Instead, he felt increasing irritation as he gaped at the man in front of him. The surprisingly ungrateful, misunderstanding man who claimed to live in his subconscious and yet stubbornly refused to follow Syaoran's mental script, and happened to be his dad besides.
'I didn't call you out so that you could psychoanalyse me!' he snapped, his patience finally breaking. Father or not, part of his own psyche or not, his interlocutor clearly had no feeling of the moment. 'And I am not suffering from existential anxiety, thank you very much!'
'The feeling of pointlessness of existence, then?'
'No!'
'Having to travel between worlds for no real reason for the rest of your life doesn't worry you?'
'No!'
'Really, now?'
'Well, actually it does,' Syaoran admitted, 'but I'll bear with it!'
'Dragging your friends along while they could really have their own lives to see to?'
'I- They wanted to!'
'Or they're just being kind?'
'They're not!'
'You really think so?'
'They can stop anytime-'
'-and leave you alone?'
'Yes!'
'You know they won't.'
'Well then what do you suggest?'
'Suggest? It's not my job to suggest anything. Think of me as your subconscious trying to get through to you.'
'My subconscious? You're my father!'
'And you're a big boy now. You can deal with it.'
Syaoran rolled his eyes.
'So you don't want me to try to get you a physical body? Or anything, really?' he said, desperately attempting to return to what he thought of as the main topic and draw some conclusion from this weird conversation.
'Heavens, no. Focus on your own problems, don't dump them on me. Although I'm willing to help, of course.'
'What about mum? Sakura wanted to talk to her, too, and-'
'Oh right, your princess. How is it going with the two of you?'
'Don't you know? As my subconscious?' the boy asked sarcastically.
His father was unmoved. 'I was trying to make some light conversation before asking if it bothers you that she looks just like your mother.'
'WHAT?'
'Is your mother, in a way. Or your mother was her, if you prefer.'
'…what.'
'It does not help that you once tried to kill me.'
'YOU TRIED TO KILL ME FIRST!'
'That's just circumstances. That's beside the point.'
'That's unfair-'
'I don't know about unfair. For unfair, refer to Them, not to me.'
'Them who?' Syaoran asked, bewildered (albeit grateful) at the sudden change of subject and otherwise thoroughly exasperated.
'You know. Them. The,' his father lowered his voice conspirationally, 'Spinners.'
'Spinners?'
'Yeah.'
'Never heard of them.'
'Oh, but you have. Perhaps under a different name, but you certainly have. They control this world. The whole of the multiverse, in fact, and much more.'
'I never knew you were into conspiracy theories-'
'Had you spent as much time as I have stuck in a glass tube, you would have developed a certain insight into the way reality operates, too,' the clone replied sourly. 'They are there. Watching us. Always watching… from behind the wall.'
'The wall? What wall?'
'All the world's a stage, and all the men and women merely players.'
'Excuse me?'
'Sometimes I really wish you could have had some basic education before leaving our world, son. I bet you couldn't even calculate a surface integral.'
'A what? Look, do you have to keep jumping topics like that?'
'It's been a while since I had the chance to talk to anyone, I may be out of practice. But don't tell me you've never thought of… the Wall.'
'Oh, you mean – that wall…'
'Yes, that one. The… fourth wall.'
Despite himself, Syaoran shuddered and cast a quick look around, as if someone could be listening in.
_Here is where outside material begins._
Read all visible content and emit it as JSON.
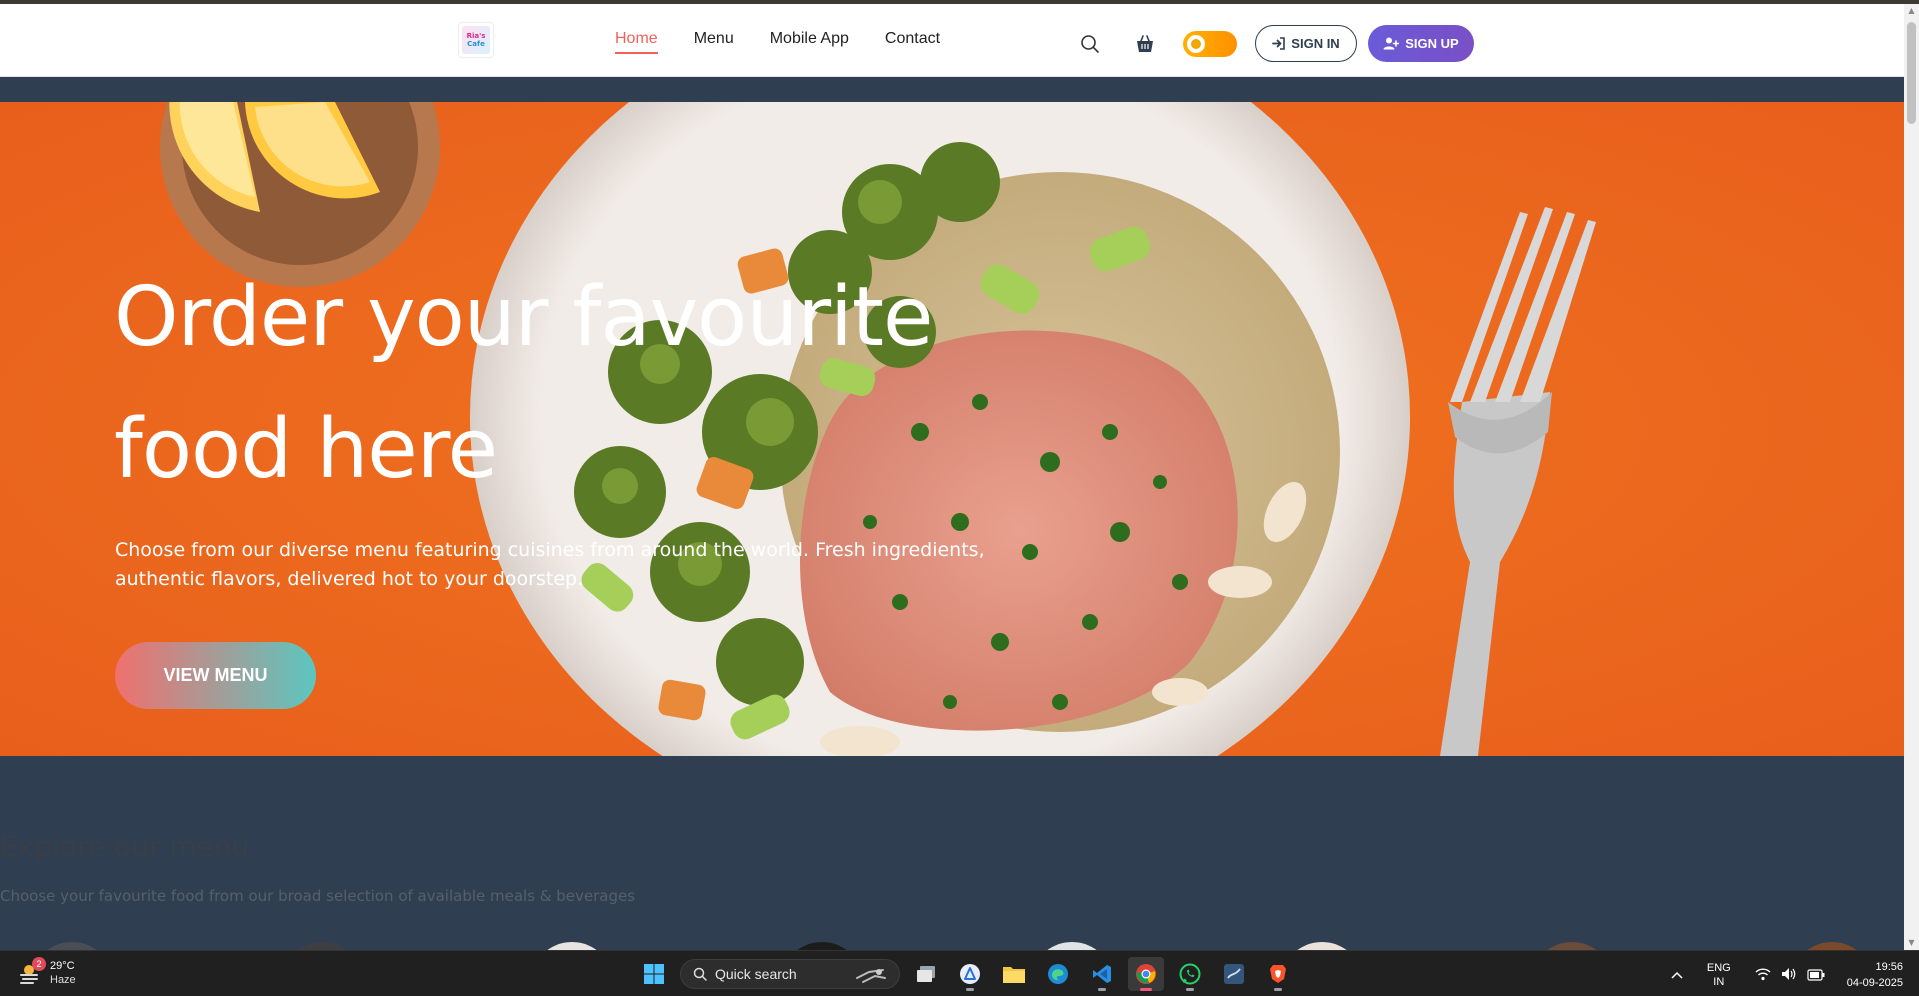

'We don't talk about it!' he hissed. 'The reality will disappear!'
'And be replaced by something even more bizarre and inexplicable? And perhaps this has already happened?'
'We just don't!' the boy insisted. 'And stop throwing random popular culture references at me, I didn't grow up in your world! I was inside a glass tube, too, if you've forgotten, and before that I was wandering around deserts in search for curse cures! So excuse me if I've missed out on something!'
The older Syaoran sighed.
'And don't sigh on me, either!' the boy protested. 'I'm beginning to wonder why I even wanted to talk to you-'
'-my point exactly, it was useless-'
'-but since we're still here, let me ask you one more time: is there anything, anything at all, you'd like me to do for you other than leave you alone in my subconscious?'
'Nope.'
Syaoran breathed deeply, trying to steady himself.
'Then I think we're done here.'
'Right. Bye.'
With that, the figure of the older Syaoran, the clone, shimmered slightly, his figure visibly becoming blurry, and dissolved once again into the fine mist which swirled back into the younger Syaoran's heart. The remaining brunette sat down heavily on the couch which he had hitherto ignored in his excitement, feeling rather tired.
'That went well,' he muttered weakly.
After some time there was a discreet knock on the door and Emeraude entered, only to find the client staring dumb-founded at the wall with a grim expression on his face. Wordlessly, although with an air of satisfaction at the job well done, she walked him out, charged him, charged him extra for the additional service of finding his friends and delivering him to them, and left the dimension travelers to their devices.
Needless to say, the awaiting trio were rather eager to learn the outcome. And they did, eventually, sort of.
Syaoran sat down heavily among his companions (it vaguely occurred to him that he wouldn't be able sit in any way other than heavily for a while), apparently not noticing their curious faces leaning towards him expectantly, and spoke in a hollow, lost voice.
'Never trust anything that is on discount.'
For reference, I referenced Shakespeare and Hitchhiker's Guide to the Galaxy (but you knew that). The term "Spinner (of Stories)" is occasionally used in a certain anime to mean someone with the power to write stories which come true.
I have been known not to like (either) Syaoran very much, but I don't really care anymore, so it's nothing personal, just having fun :)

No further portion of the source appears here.